New UK cycling rules ban trans women from competing in elite women’s events

MANCHESTER, England (AP) — Riders who were assigned male at birth will not be able to compete in British Cycling’s elite women’s events under a new transgender and non-binary participation policy released by the body. leader on Friday.

New rules for competitive events, due to be implemented this year, will see races split into ‘open’ and ‘female’ categories, with transgender women, transgender men, non-binary people and those whose gender has been awarded to a male at birth eligible to compete in the open category.

The female category will remain for those whose sex was assigned female at birth and for transgender men who did not receive hormone therapy.

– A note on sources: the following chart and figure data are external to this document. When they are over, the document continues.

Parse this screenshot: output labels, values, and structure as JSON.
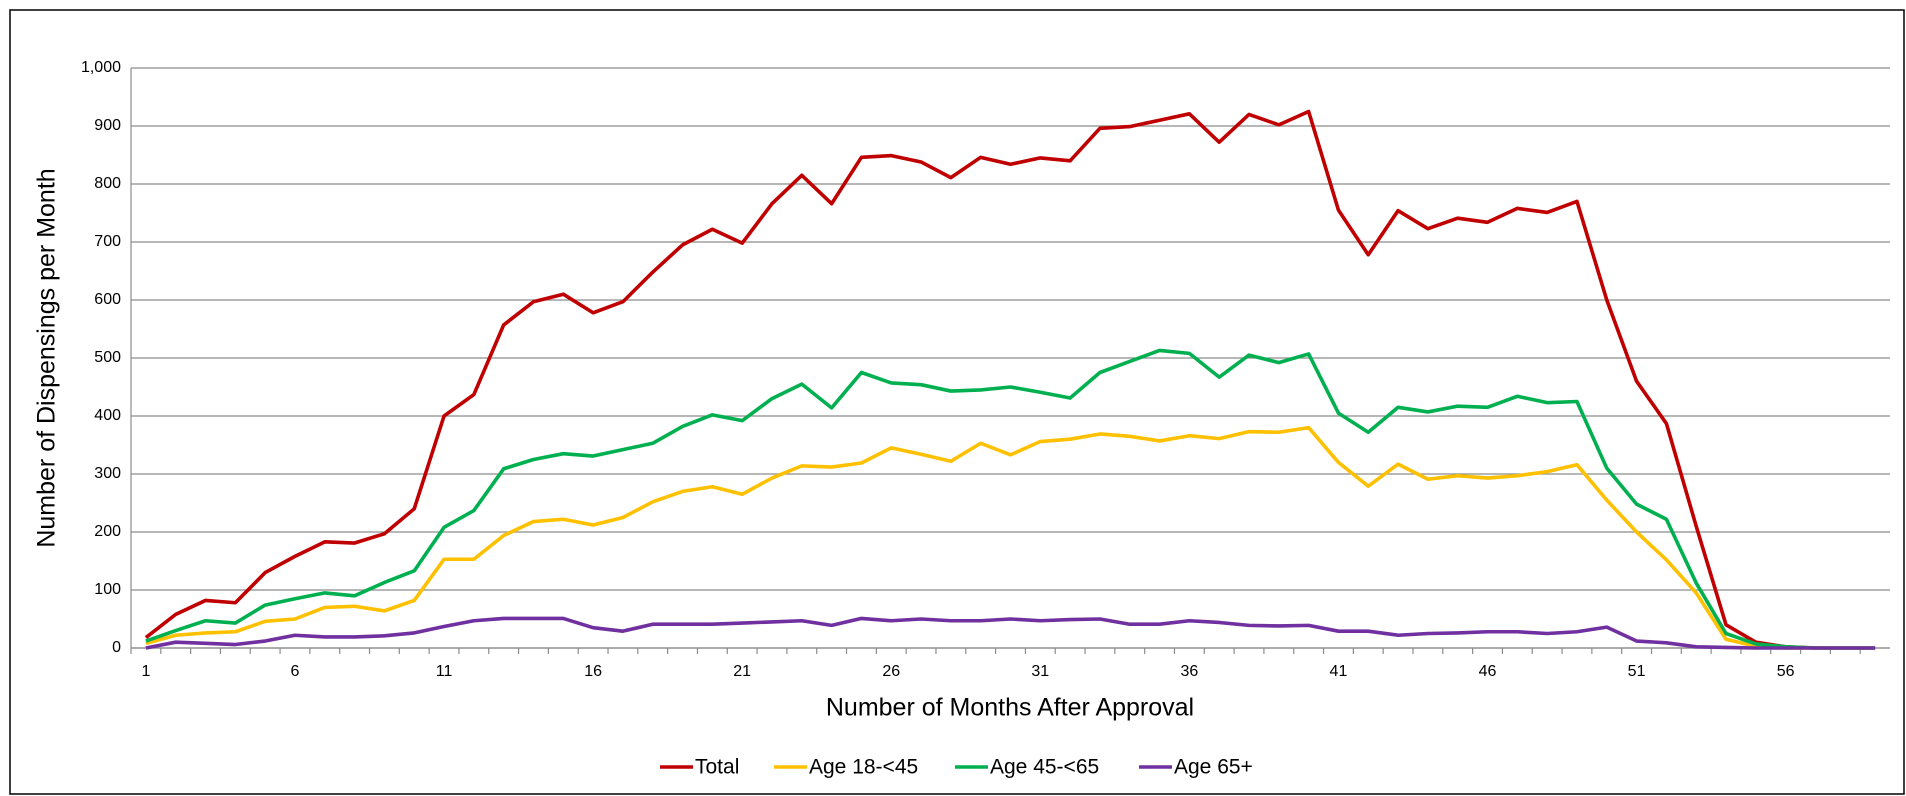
{
  "chart_data": {
    "type": "line",
    "x_label": "Number of Months After Approval",
    "y_label": "Number of Dispensings per Month",
    "categories": [
      "1",
      null,
      null,
      null,
      null,
      "6",
      null,
      null,
      null,
      null,
      "11",
      null,
      null,
      null,
      null,
      "16",
      null,
      null,
      null,
      null,
      "21",
      null,
      null,
      null,
      null,
      "26",
      null,
      null,
      null,
      null,
      "31",
      null,
      null,
      null,
      null,
      "36",
      null,
      null,
      null,
      null,
      "41",
      null,
      null,
      null,
      null,
      "46",
      null,
      null,
      null,
      null,
      "51",
      null,
      null,
      null,
      null,
      "56",
      null,
      null,
      null
    ],
    "ylim": [
      0,
      1000
    ],
    "yticks": [
      0,
      100,
      200,
      300,
      400,
      500,
      600,
      700,
      800,
      900,
      {
        "value": 1000,
        "label": "1,000"
      }
    ],
    "grid": true,
    "legend": "bottom",
    "series": [
      {
        "name": "Total",
        "color": "#c00000",
        "values": [
          18,
          58,
          82,
          78,
          130,
          158,
          183,
          181,
          197,
          240,
          400,
          437,
          557,
          597,
          610,
          578,
          597,
          648,
          695,
          722,
          698,
          766,
          815,
          766,
          846,
          849,
          838,
          811,
          846,
          834,
          845,
          840,
          896,
          899,
          910,
          921,
          872,
          920,
          902,
          925,
          755,
          678,
          754,
          723,
          741,
          734,
          758,
          751,
          770,
          600,
          460,
          387,
          210,
          40,
          10,
          2,
          0,
          0,
          0
        ]
      },
      {
        "name": "Age 18-<45",
        "color": "#ffc000",
        "values": [
          8,
          22,
          26,
          28,
          46,
          50,
          70,
          72,
          64,
          82,
          153,
          153,
          194,
          218,
          222,
          212,
          225,
          252,
          270,
          278,
          265,
          293,
          314,
          312,
          319,
          345,
          334,
          322,
          353,
          333,
          356,
          360,
          369,
          365,
          357,
          366,
          361,
          373,
          372,
          380,
          320,
          279,
          317,
          291,
          297,
          293,
          297,
          304,
          316,
          255,
          200,
          152,
          95,
          15,
          3,
          0,
          0,
          0,
          0
        ]
      },
      {
        "name": "Age 45-<65",
        "color": "#00b050",
        "values": [
          12,
          30,
          47,
          43,
          74,
          85,
          95,
          90,
          113,
          133,
          208,
          237,
          309,
          325,
          335,
          331,
          342,
          353,
          382,
          402,
          392,
          430,
          455,
          414,
          475,
          457,
          454,
          443,
          445,
          450,
          441,
          431,
          475,
          494,
          513,
          508,
          467,
          505,
          492,
          507,
          405,
          372,
          415,
          407,
          417,
          415,
          434,
          423,
          425,
          310,
          248,
          222,
          112,
          25,
          7,
          2,
          0,
          0,
          0
        ]
      },
      {
        "name": "Age 65+",
        "color": "#7030a0",
        "values": [
          0,
          10,
          8,
          6,
          12,
          22,
          19,
          19,
          21,
          26,
          37,
          47,
          51,
          51,
          51,
          35,
          29,
          41,
          41,
          41,
          43,
          45,
          47,
          39,
          51,
          47,
          50,
          47,
          47,
          50,
          47,
          49,
          50,
          41,
          41,
          47,
          44,
          39,
          38,
          39,
          29,
          29,
          22,
          25,
          26,
          28,
          28,
          25,
          28,
          36,
          12,
          9,
          2,
          1,
          0,
          0,
          0,
          0,
          0
        ]
      }
    ]
  }
}
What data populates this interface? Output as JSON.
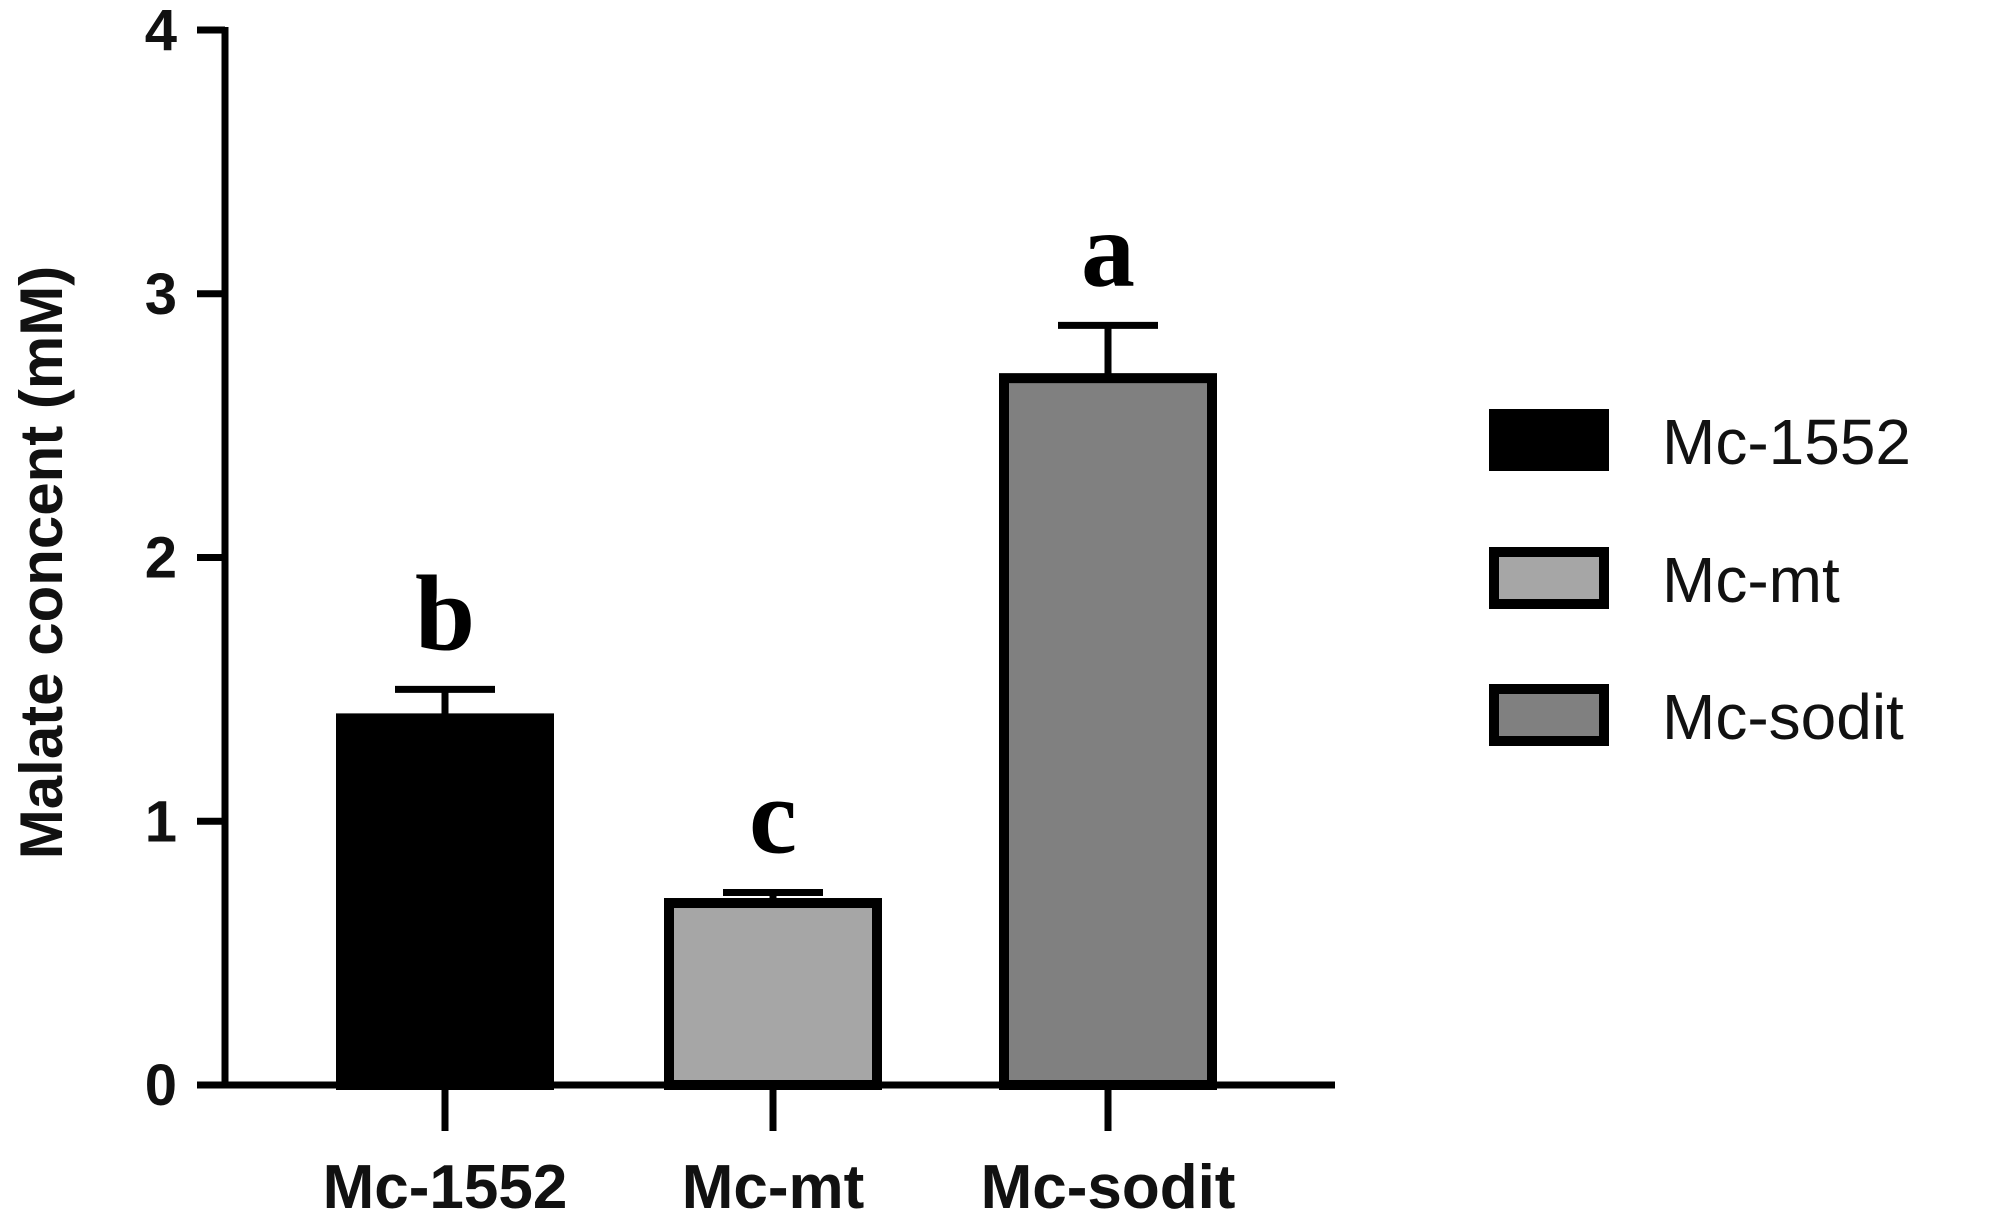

The current male category will be consolidated into the open category, in which those whose gender was assigned female at birth can also compete if they wish.

The new policy is the result of a nine-month review that included a consultation process with riders and stakeholders, including members of the British team, as well as a review of available medical research conducted by the British Cycling’s chief medical officer, Dr Nigel Jones. This research was said to show a clear performance advantage for individuals going through puberty as a man, which cannot be entirely mitigated by testosterone suppression.

There is still no date set for the implementation of the new regulations, British Cycling only indicating that it will be before the end of the year, allowing time to modify the technical regulations and discuss with the UCI , the world governing body for cycling, regarding the implementation. .

The new policy diverges from that of the UCI, which is reviewing its own rules after American transgender woman Austin Killips won the Tour of the Gila in New Mexico this month.

The UCI allows transgender women who have gone through male puberty to compete in elite women’s events if they have had testosterone levels reduced by 2.5 nanomoles per liter in the previous two years.

British Cycling’s policy change also follows one adopted by World Aquatics last year.

British Cycling suspended its previous policy last April after transgender woman Emily Bridges sought to compete in the national omnium championships as a rider.

Bridges described the move as a “violent act,” adding, “I agree there needs to be a nuanced political discussion and continued research, but that didn’t happen.”

Jon Dutton, chief executive of British Cycling, has apologized for the anxiety and upheaval caused in the 13 months since the previous policy was suspended.

This previous transgender policy allowed riders to compete in the women’s category if they had testosterone levels below five nanomoles per liter for a 12-month period prior to competition.

The governing body will continue to review new research as it becomes available, with the policy being reviewed regularly.

“It’s an incredibly emotional and sometimes divisive area,” Dutton said. “We took several months to look at three areas: first, a consultation with the athletes affected and the wider cycling community; second, to review the medical research available at this point; and thirdly from a legal perspective in terms of association with equality law.

“We made a decision on the balance of the three to provide clarity, direction and that clear path for all athletes involved.”